Color Panel v1.0 (left) and CPU, both 1999, are examples of Simon's early “art appliances,” sculptural wall works with LCD screens .
Color Panel v1.0 (left) and CPU, both 1999, are examples of Simon’s early “art appliances,” sculptural wall works with LCD screens that he started making when his purely digital art wasn’t selling.

You might object that conservators have to think about deterioration — that is literally their job. In fact, many artists in the field are already making these considerations integral to their work.

John F. Simon Jr. is a veteran of digital art whose early pieces from the 1990s involved coding specialized drawing tools for the Mac. As such, he is used to obsolescence as a feature of the digital environment. “I have an old Quadra,” he says, referring to the Quadra 800, a short-lived Apple desktop from 1993–94, “and when I need one of those tools, I fire up the Quadra and find some way to get the code out of there on a floppy disk.”

Since 1997, Simon has been producing versions of a work titled Every Icon, exploring every combination of black and white squares in a 32-by-32 grid. The most recent edition has been encoded entirely on-chain, with individual instances minted as NFTs, creating a more robust structure that requires fewer vulnerable links. It’s a more expensive approach, but one that he believes will be more durable long-term.

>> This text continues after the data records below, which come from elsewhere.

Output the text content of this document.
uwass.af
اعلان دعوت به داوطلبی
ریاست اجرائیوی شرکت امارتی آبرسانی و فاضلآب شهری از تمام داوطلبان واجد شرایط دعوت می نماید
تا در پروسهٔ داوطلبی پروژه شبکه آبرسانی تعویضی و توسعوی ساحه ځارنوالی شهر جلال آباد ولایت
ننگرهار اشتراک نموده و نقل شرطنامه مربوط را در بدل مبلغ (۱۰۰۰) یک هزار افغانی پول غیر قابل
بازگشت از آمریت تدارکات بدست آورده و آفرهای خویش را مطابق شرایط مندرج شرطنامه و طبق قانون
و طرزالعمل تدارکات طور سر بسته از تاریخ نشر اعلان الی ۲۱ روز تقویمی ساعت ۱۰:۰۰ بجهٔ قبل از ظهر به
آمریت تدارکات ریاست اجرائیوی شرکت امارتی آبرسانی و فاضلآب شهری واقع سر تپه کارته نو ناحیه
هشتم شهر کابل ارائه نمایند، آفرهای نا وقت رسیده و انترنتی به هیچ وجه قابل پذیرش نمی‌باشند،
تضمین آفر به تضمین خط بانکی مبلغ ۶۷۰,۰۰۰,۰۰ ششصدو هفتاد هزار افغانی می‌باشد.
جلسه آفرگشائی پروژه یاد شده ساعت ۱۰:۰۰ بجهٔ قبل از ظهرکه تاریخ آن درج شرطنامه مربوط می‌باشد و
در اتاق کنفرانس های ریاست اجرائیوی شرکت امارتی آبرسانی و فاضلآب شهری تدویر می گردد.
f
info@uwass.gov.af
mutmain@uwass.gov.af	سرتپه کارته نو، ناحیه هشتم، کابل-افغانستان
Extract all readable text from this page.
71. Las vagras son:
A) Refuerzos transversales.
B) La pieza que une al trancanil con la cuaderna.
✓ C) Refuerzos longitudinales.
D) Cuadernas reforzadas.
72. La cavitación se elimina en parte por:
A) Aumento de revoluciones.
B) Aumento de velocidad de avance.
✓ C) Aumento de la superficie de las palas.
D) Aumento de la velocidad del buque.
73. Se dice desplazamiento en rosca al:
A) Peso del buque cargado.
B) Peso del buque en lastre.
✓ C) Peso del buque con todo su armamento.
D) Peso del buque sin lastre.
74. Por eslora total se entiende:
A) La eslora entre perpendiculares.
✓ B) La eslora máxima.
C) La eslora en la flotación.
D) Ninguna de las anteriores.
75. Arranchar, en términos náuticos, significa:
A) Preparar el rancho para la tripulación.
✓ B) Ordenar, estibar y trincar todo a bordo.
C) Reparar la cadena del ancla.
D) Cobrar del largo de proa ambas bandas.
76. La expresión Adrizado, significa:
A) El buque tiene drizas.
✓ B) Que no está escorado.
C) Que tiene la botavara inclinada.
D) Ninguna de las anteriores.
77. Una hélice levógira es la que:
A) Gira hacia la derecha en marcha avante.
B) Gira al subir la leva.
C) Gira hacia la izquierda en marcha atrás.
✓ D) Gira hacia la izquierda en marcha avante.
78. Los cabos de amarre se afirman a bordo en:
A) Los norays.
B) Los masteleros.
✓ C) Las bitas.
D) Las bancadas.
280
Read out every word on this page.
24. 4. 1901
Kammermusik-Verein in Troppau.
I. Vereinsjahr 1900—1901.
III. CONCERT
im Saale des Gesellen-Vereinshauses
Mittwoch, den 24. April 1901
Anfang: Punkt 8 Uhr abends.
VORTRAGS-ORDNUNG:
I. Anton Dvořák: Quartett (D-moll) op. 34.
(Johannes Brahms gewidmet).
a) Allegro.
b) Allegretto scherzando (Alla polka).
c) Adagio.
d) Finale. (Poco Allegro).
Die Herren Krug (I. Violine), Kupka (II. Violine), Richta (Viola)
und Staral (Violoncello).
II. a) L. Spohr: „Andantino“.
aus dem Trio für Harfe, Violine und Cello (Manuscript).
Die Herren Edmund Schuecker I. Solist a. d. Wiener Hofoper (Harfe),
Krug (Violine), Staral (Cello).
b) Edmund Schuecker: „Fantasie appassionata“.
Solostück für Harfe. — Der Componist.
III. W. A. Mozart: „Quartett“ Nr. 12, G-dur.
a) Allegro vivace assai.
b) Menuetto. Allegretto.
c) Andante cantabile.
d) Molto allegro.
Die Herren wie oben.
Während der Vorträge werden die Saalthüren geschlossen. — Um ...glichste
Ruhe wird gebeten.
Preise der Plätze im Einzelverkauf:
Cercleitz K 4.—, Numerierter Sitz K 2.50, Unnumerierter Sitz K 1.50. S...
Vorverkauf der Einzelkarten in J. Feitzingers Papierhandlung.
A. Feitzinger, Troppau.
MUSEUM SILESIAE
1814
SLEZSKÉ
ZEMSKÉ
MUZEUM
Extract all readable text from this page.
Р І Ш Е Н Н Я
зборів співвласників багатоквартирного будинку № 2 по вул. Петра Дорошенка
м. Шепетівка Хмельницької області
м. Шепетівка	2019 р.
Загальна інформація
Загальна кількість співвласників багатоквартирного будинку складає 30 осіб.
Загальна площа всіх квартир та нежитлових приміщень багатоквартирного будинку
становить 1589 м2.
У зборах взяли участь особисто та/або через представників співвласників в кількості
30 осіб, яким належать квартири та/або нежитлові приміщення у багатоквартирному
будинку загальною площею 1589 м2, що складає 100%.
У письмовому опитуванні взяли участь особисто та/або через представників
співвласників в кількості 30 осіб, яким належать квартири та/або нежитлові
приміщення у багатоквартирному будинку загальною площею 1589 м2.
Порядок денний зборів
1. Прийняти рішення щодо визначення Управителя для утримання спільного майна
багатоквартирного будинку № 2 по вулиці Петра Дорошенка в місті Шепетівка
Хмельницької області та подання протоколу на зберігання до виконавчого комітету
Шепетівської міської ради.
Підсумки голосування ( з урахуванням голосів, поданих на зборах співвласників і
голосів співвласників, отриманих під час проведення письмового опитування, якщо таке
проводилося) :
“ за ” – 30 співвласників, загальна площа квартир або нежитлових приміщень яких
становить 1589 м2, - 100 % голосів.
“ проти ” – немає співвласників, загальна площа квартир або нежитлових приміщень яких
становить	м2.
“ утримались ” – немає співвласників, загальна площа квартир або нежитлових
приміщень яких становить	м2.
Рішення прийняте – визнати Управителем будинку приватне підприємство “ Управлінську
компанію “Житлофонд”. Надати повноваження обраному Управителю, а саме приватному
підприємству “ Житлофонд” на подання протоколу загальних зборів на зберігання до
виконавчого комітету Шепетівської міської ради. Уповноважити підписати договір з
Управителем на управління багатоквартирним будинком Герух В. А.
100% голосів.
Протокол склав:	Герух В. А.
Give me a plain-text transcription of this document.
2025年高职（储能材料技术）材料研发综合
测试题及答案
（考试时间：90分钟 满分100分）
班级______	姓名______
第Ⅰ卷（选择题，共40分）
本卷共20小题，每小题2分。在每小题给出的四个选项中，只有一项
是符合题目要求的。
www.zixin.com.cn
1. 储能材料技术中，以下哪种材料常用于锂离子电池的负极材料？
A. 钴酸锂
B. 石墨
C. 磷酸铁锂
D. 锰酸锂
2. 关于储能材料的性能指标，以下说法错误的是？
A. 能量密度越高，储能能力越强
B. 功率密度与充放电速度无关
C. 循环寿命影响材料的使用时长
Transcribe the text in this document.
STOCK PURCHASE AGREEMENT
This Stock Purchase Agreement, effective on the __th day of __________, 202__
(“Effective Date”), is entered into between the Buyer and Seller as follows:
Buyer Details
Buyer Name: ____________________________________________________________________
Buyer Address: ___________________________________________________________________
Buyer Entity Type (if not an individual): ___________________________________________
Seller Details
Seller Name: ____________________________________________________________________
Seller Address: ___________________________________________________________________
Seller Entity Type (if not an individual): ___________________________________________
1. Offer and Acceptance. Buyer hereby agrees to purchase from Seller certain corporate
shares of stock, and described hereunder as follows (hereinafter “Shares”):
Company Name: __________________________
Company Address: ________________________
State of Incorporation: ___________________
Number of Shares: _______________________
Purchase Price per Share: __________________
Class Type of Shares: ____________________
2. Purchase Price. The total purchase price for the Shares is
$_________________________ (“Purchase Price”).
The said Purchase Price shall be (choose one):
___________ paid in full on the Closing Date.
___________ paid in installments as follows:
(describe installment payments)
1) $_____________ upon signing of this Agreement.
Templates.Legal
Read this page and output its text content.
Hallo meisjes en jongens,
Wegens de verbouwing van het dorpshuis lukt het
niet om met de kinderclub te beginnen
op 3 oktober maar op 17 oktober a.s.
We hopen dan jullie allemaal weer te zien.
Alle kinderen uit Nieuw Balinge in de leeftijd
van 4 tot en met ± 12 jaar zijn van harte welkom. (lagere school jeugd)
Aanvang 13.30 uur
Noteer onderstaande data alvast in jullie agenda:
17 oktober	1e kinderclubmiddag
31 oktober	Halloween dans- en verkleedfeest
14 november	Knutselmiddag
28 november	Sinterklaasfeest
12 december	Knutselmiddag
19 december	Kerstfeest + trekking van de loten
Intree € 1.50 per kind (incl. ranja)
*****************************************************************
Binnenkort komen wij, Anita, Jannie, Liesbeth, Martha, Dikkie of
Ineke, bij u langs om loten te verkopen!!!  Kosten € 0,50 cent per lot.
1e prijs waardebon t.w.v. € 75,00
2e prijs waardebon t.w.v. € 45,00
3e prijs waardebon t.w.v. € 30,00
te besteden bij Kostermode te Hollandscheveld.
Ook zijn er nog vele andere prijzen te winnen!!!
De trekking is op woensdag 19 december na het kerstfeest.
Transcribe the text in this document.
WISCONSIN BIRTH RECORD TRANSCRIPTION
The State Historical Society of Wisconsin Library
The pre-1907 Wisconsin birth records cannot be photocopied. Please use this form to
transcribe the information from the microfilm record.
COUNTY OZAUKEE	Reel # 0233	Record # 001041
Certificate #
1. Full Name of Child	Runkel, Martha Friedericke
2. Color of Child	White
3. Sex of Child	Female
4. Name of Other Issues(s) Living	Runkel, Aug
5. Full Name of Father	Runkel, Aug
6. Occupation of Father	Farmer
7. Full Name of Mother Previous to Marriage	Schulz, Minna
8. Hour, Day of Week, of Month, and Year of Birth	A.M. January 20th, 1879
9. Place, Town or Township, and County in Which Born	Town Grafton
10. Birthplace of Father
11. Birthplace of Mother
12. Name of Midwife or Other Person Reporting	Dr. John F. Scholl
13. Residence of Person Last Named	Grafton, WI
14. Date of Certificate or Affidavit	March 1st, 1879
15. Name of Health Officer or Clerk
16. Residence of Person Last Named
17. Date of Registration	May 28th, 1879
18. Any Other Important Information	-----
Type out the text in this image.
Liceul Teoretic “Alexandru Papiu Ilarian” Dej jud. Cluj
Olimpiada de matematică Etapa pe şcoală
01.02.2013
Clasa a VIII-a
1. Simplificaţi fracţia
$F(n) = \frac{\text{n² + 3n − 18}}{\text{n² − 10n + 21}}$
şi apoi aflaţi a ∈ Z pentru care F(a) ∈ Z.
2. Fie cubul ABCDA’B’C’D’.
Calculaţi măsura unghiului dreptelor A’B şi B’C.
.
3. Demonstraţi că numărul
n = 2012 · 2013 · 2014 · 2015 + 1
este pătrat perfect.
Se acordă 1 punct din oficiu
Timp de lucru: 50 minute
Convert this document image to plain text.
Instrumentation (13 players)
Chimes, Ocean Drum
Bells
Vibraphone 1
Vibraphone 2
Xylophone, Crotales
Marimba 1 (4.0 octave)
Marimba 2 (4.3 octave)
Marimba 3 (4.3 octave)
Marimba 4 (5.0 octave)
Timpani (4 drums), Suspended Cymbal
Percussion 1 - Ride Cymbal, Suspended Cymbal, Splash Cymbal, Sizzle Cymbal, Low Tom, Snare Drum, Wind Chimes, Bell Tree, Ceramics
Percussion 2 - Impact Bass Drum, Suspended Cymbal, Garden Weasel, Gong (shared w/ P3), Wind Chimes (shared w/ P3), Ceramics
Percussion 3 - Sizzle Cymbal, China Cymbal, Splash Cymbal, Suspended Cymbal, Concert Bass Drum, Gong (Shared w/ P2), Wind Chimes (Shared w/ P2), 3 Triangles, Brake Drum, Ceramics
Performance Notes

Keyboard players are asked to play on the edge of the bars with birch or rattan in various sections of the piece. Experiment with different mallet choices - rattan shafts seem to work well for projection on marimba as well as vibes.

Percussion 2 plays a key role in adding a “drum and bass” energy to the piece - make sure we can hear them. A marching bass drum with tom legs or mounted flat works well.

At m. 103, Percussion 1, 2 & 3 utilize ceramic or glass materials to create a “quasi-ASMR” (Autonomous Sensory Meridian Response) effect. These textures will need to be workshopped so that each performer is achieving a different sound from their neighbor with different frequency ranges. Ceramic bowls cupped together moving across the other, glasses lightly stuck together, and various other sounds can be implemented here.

The Spectator, 2022, by Richard Garet

Richard Garet, who has also been working in multimedia for decades, describes the limitations of NFTs as “site-specific,” where the site just happens to be digital. Garet’s NFT corpus (including 30 pieces minted on 1stDibs) has been produced to fit the platform in terms of file size, resolution and aspect ratio.

“What you see is what you get,” he says. While an approach like this does not guarantee the integrity of the links, it does at least offer the assurance that the work on screen contains the entirety of the artist’s intent.

Anne Spalter is both a digital artist herself and a cofounder, with her husband, of the Anne + Michael Spalter Digital Art Collection, one of the largest collections of its kind in the world. It includes NFTs as well as some of the earliest computer-based pieces, dating back to the 1960s, by artists like Manfred Mohr and Vera Molnár. The Spalters’ curation of their collection reflects their appreciation of NFTs as part of that continuum.

It Exploded #2, 2021, by Anne Spalter

Their selections are guided by some very practical criteria. The Spalters don’t, for instance, buy art that requires computation. “We try to collect work that doesn’t have that kind of intensive archival challenge, because we’re not a museum and we don’t have any staff,” Anne says. As a means of future-proofing her own pieces, she is happy to provide a buyer with a USB including an uncompressed file, in anticipation of a time when files of this complexity can be shown without compression.

And for NFT works she acquires, she takes a belt-and-braces approach to storage. “I think collectors can be a bit proactive,” she says. “To me, it’s not that different from if I collected an image or a digital video from someone and they gave me a paper certificate of authenticity. I have the token as a certificate of authenticity, but I also have the digital file because I’ve downloaded it and backed it up. So, if it gets unpointed to, it could be repointed to, or I could just say I have the token. But I also have the file, so I can always show it.”

The Spalter Collection points the way for assuring the long-term viability of digital works as valuable cultural products. If you’re interested in buying NFTs as anything other than speculative financial vehicles, it could be that a pragmatic approach like this is also the safest.